Thereupon, the generals in charge presented a map of the new fence route -- which turned out to be hardly different from the old one. Adv. Sfard asked the judges to reject the army`s `ridiculous document` out of hand -- which they did, ordering the army to present a proposal more fitting with the terms of last year`s ruling.
Meanwhile, Bil`in villagers continue holding their protest processions, marching every week from the village centre to the Fence, often ending with violent confrontations, and demanding that the Israeli system comply at least with the ruling of its own Supreme Court.
Ni`ilin, some kilometres northwest of Bil`in, had also tried to use the Israeli judicial system against the land grab. Before the time of the Fence, Ni`ilin villagers were in possession of about 7,500 dunums of land (4 dunums = 1 acre); this was what was left after Ni`ilin lost in 1948 the lands which fell within the Green Line and a lot more during the occupation years, to settlement construction.
The Fence route, as originally defined by the army, would have taken away two-thirds of these 7500 dunums. The villagers appealed, and the settlers counter-appealed. After long and complicated deliberations, the judges decided to `split the difference` and authorize a new route by which the villagers would lose `only` one third of their land.

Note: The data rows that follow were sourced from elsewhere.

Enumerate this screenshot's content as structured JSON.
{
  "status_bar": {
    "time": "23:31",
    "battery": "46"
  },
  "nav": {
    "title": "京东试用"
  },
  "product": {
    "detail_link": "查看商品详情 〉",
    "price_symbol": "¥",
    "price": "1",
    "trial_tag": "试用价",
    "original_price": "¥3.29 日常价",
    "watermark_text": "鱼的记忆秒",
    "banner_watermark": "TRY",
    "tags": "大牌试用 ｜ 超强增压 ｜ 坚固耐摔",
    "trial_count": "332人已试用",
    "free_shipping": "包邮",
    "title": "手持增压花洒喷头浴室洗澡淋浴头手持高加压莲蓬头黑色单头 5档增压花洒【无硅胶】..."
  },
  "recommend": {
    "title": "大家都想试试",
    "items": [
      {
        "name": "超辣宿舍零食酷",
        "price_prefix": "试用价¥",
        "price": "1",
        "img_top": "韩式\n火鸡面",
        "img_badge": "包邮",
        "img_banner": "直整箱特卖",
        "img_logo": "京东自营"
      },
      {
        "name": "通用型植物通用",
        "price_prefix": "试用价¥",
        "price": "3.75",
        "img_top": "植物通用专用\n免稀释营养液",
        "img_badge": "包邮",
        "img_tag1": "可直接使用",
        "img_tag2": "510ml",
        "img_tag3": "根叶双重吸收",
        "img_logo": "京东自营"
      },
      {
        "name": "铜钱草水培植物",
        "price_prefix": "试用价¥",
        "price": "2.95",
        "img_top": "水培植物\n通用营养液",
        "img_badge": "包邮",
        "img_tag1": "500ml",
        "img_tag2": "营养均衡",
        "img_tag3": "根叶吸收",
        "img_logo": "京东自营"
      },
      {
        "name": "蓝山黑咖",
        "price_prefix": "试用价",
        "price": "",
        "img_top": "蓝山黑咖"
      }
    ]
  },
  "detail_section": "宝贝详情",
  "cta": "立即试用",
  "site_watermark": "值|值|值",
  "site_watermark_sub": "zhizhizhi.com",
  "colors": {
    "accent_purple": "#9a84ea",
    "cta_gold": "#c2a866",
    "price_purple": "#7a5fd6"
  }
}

The people of Ni`ilin can`t accept this either, especially since the 2,500 dunums to be still lost include the entire property of certain families. But now, with no juridical recourse left, they can only put their own bodies on the line.
Aside from the Fence, there is still another sword hanging over the villagers` heads: according to military plans already announced but not yet finally approved, Ni`ilin`s only access road would be declared a `settlers-only road` from which Palestinians are barred. Instead, an access tunnel would generously be dug for the villages (with a gate, to which the army would possess the key and the right to open or close it at their discretion...).
And so, there were many good reasons, why army engineers and bulldozers when they arrived in May, met with stiff and stubborn resistance. Since then, there had been an average of two or three demonstrations per week.
On more than one occasion the demonstrators succeeded in reaching the work site and block the bulldozers from working for quarter or half an hour -- sometimes actually succeeding in climbing on with Palestinian flags held -- before being forcibly driven off by soldiers.
Israelis, Anarchists and sometimes others as well, came in increasing numbers to take part in the Ni`ilin struggle, as did the internationals of the ISM. They soon got to know the byways in the hills and fields all around the village, learning to outwit and outfox the soldiers instructed not to let them get in.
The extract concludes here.